The question mark, as it is for so many teams, is the 5th starter spot.  It should come down to Brad Hennessey, Jonathan Sanchez, and Russ Ortiz.  One of the losers will probably head to the bullpen, with the other going to Triple-A (or, in Ortiz's case, perhaps the Orioles).  Hennessey may never fulfill all of the Giants hopes for him, but he has proven in limited opportunities that he's a dependable back-rotation starter.  He's the safe bet of these three.

If you want upside, though, go with Sanchez.  PECOTA likes him for a 4.57 ERA, which doesn't set him apart, but doesn't tell the story, either.  With the exception of Tim Lincecum, Sanchez may be the best prospect in the Giants system.  That doesn't make him an ace in utero, but it does suggest that he could give the Giants more than 150 mediocre innings, which is the alternative this year.

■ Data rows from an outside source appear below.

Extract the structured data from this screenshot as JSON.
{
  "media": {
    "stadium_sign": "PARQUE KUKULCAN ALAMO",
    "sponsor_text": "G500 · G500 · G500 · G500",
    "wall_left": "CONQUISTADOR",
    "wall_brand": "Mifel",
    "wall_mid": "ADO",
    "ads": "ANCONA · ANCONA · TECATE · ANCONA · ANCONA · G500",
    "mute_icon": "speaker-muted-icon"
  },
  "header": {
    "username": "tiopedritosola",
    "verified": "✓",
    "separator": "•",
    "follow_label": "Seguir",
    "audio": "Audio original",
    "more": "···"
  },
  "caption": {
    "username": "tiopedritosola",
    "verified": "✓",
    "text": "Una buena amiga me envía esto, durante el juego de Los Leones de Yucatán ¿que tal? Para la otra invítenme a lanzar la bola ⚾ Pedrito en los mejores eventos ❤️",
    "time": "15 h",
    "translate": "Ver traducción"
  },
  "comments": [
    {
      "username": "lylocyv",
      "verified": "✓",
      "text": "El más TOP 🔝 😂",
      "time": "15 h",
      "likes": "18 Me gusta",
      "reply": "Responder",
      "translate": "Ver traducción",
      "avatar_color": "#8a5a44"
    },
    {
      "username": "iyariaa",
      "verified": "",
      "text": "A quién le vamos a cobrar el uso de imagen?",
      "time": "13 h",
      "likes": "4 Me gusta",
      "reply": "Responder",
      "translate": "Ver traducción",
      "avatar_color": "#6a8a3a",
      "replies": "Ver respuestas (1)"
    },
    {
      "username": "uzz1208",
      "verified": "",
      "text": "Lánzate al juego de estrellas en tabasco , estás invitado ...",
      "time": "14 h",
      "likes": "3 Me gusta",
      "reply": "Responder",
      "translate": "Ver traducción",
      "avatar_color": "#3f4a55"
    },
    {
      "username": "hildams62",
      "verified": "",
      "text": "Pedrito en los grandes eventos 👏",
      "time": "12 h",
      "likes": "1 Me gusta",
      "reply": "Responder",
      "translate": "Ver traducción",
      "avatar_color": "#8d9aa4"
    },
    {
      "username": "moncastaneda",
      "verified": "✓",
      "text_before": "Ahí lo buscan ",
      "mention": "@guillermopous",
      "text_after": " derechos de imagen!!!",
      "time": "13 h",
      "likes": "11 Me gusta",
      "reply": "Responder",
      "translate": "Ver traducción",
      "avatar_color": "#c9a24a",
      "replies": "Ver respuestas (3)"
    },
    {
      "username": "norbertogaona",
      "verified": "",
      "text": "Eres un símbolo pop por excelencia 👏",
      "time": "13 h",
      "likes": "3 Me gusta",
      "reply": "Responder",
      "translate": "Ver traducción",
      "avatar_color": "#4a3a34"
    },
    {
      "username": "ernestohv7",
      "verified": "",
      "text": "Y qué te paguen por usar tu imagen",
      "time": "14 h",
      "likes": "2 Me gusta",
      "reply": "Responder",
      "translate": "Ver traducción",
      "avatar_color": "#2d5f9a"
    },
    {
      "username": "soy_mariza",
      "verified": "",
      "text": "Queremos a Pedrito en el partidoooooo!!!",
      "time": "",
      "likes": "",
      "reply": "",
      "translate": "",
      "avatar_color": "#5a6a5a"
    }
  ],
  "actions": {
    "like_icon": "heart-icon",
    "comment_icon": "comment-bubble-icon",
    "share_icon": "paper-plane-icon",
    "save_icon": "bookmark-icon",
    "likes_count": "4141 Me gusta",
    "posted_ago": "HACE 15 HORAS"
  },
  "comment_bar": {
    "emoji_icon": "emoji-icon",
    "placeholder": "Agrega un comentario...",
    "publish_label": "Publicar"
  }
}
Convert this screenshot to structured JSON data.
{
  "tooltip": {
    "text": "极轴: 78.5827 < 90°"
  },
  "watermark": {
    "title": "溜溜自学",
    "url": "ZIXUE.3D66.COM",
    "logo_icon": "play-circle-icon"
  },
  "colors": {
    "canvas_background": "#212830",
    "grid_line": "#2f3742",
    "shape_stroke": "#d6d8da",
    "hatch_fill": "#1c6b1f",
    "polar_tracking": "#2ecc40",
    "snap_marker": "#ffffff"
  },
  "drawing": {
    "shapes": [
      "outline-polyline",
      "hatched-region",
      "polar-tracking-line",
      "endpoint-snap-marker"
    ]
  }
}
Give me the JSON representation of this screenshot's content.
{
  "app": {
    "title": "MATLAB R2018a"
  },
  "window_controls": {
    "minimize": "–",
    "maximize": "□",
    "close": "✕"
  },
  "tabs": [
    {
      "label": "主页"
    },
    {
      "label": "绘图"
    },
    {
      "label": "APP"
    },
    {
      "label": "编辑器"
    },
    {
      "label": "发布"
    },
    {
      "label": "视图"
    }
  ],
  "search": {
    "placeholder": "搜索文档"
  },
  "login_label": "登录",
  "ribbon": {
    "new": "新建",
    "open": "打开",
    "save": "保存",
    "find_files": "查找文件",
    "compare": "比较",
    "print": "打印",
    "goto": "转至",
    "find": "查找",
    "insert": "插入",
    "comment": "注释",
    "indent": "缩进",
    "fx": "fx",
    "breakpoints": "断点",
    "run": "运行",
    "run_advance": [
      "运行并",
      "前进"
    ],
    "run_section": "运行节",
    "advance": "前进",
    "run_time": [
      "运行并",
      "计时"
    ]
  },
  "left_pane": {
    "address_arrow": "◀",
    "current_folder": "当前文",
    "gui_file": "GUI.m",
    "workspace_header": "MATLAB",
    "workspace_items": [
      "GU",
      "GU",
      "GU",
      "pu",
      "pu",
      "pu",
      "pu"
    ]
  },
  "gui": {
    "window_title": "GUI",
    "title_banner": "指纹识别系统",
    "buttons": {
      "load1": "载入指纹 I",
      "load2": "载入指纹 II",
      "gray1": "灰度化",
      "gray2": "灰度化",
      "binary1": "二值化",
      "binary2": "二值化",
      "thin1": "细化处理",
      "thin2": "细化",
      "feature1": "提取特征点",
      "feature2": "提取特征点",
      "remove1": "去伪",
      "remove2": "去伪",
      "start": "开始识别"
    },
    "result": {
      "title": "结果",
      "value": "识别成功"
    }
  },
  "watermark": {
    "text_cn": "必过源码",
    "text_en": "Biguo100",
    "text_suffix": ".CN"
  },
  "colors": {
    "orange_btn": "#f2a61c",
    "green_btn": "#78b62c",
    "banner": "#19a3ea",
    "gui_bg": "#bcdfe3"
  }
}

[Insert paragraph-long Russ Ortiz joke here.]

The Bullpen

As I've complained about before, bullpens are hard to preview, especially before spring training games start.  Between now and April 1st, Armando Benitez could get hurt (or get well, for all I know), and the Giants could decide to turn Ortiz into a setup man.  That said, I'll do what I can with the information I have.

At this point, the Giants 'pen doesn't look much different than it did at the end of the year last year.  Now that Wayne Krivsky runs a team, mediocre veteran relievers have gotten more expensive, which may be why Brian Sabean didn't sign any.  In fact, Sabean has done a very nice job putting together a credible bullpen on a tight budget.  (Whether he should've limited his bullpen spending while buying more 30-something position players is another story.)

Benitez and Steve Kline are the only guys in the pen making much more than the minimum, and pitchers of Kline's abilities are much more expensive on this year's market.  Benitez, however, could produce exactly as much as the recently-retired Tim Worrell will; he's claiming health, but arthritic knees don't an ironman make.

Beyond presumptive closer Benitez and lefty-specialist Kline, the remaining four or five spots are up for grabs.  As I mentioned, one of the losers of the fifth-starter competition will probably become a swingman.  The rest of the jobs will go to some combination of Kevin Correia, Brian Wilson, Scott Munter, Vinnie Chulk, Tyler Walker, and another battalion of nameless middle-relief guys (okay, technically they have names, but if you know them all, you're a step or two of me).  

Correia had a breakout campaign in '06; unless the Giants decide to make Sanchez or Lincecum a reliever for a year, Correia may be the best bet to take over for Benitez when such a replacement is needed.  

Second verse, same as the first: while the cast of characters has changed a little, there's not much in the pitching staff to get excited about.  Cain could break out and give the Giants a few extra wins; Zito could return to Cy Young form and join Cain to form a tandem of aces; guys like Munter and Chulk could reach their good-setup-man ceilings.  But most of these things won't happen.  Sabean achieved roster churn, but the only discernible benefits were substantial transaction costs.

All Together Now

By now, my conclusion ought to be clear.  Even if all the players the Giants signed perform as you could reasonably expect them to, they don't represent much of a benefit over last year's version.  It's easy enough to see them creeping up to 80 wins or so, but much beyond that is a stretch.

The real downside of Sabean's moves this offseason is that, in order to tread water in the short term, he's spent a lot of long-term money.  I'm not even too concerned about Barry Zito's deal--if any pitcher was ever worth that long-term of a deal, Zito may be that guy.  But nearly every other player Sabean signed or re-signed this offseason got a second or third year on their contract.  He spent a lot of money on mediocre players (Roberts, Aurilia, Molina) for 2007, and kept on committing to an aging team as those players continue to decline.

Every other team in the NL West has a lot to look forward to: the division is stocked with prospects like no other.  But aside from graduating Tim Lincecum, the Giants will have to spend on free agents just to keep up.  If Sabean can't do that intelligently, he'll rapidly turn the Giants into the Pittsburgh Pirates of their division.